Tickets: Weekend passes for all six plays are priced at $100 Single tickets are t $20. To purchase tickets: http://www.daytonplayhouse.org. Some tickets may be available at the door. Due to COVID protocols, the Playhouse will not be offering meals at this year’s festival, but audience members are welcome to bring food and eat in the gardens.
Here’s a synopsis of the 2022 FutureFest plays
- “The Wild Boar” by Daniel Damiano of Brooklyn, New York, 8 p.m. Friday, July 15. A newly retired teacher moves to a remote island, seeking nothing but solitude and serenity. However, when a boar arrives at her house one day, an unlikely relationship develops, bringing about unexpected feelings from her past.
- “Griswold” by Angela J. Davis of Los Angeles, California, 10 a.m. Saturday, July 16. Inspired by the history behind the landmark U.S. Supreme Court case that established a right to sexual privacy. Fusing magic realism, docudrama, and comedic truth, the play mines the spirit and drive of the overlooked 65-year-old woman whose actions set the Griswold case in motion.
- “Lakshmi Counts her Arms and Legs” by Holly Hepp-Galván of Astoria, New York, 3 p.m.
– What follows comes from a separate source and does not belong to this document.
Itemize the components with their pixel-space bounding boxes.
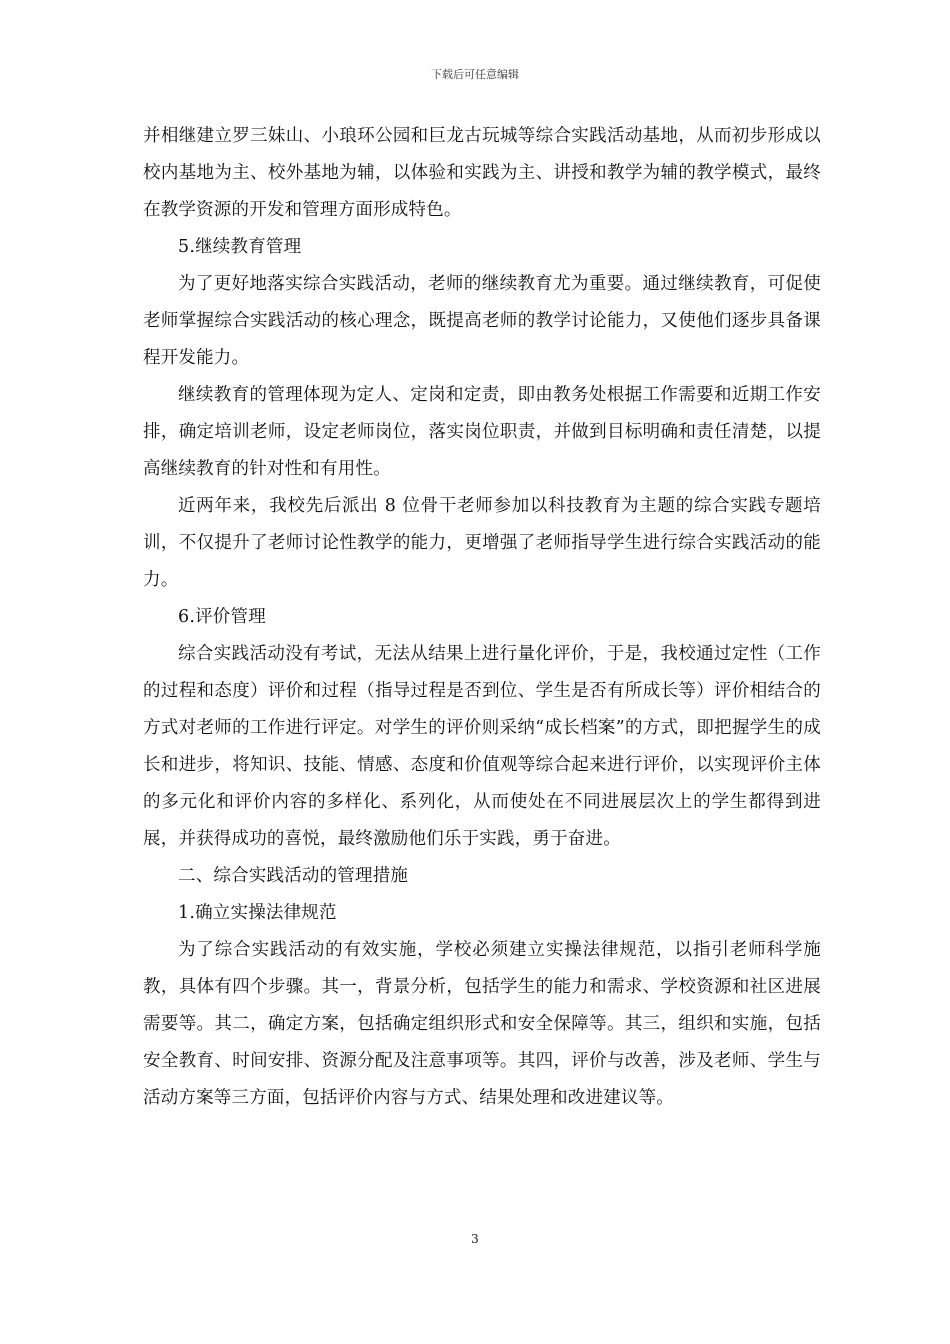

Saturday, July 16. Based on the true story of Lakshmi Tatma, a child born in rural India with four arms and four legs. People come from miles around to pray for the reincarnation of the goddess Lakshmi. Neurosurgeon Aakil Singh knows the child needs a life-saving operation.
- “The Little Sisters of Littleton” by Kate Katcher of Sandy Hook, Connecticut, 8 p.m. Saturday, July 16. When a recent widow is caught sneaking a man out of the house in the wee hours of the morning, her man-hating sister is forced to confront the ex-husband she divorced over 30 years ago.
- “Every Livin’ Soul” by William Cameron of Washington Pennsylvania, 10 a.m. Sunday, July 17. The Depression-era drama involves legendary bank robber “Pretty Boy Floyd,” named “Public Enemy No, 1″ by the FBI. Loosely based on a true story, it takes place in the darkest days of the Depression when a stranger finds refuge in an Ohio farmhouse.
- “The Docent” by Donna Kaz of Blue Point, New York, 3 p.m. Sunday, July 17. “The Docent” is grounded in a lecture on the trees of Central Park given by Urban Forestry expert, Edna Gregory. During the course of the lecture, we flashback to Edna’s first encounter with her life’s work – her first job as an Urban Park Ranger in New York City in 1981.
The winning playwright will receive $1,000 at an awards ceremony at 6 p.m. on Sunday, July 17. No tickets are required for this event.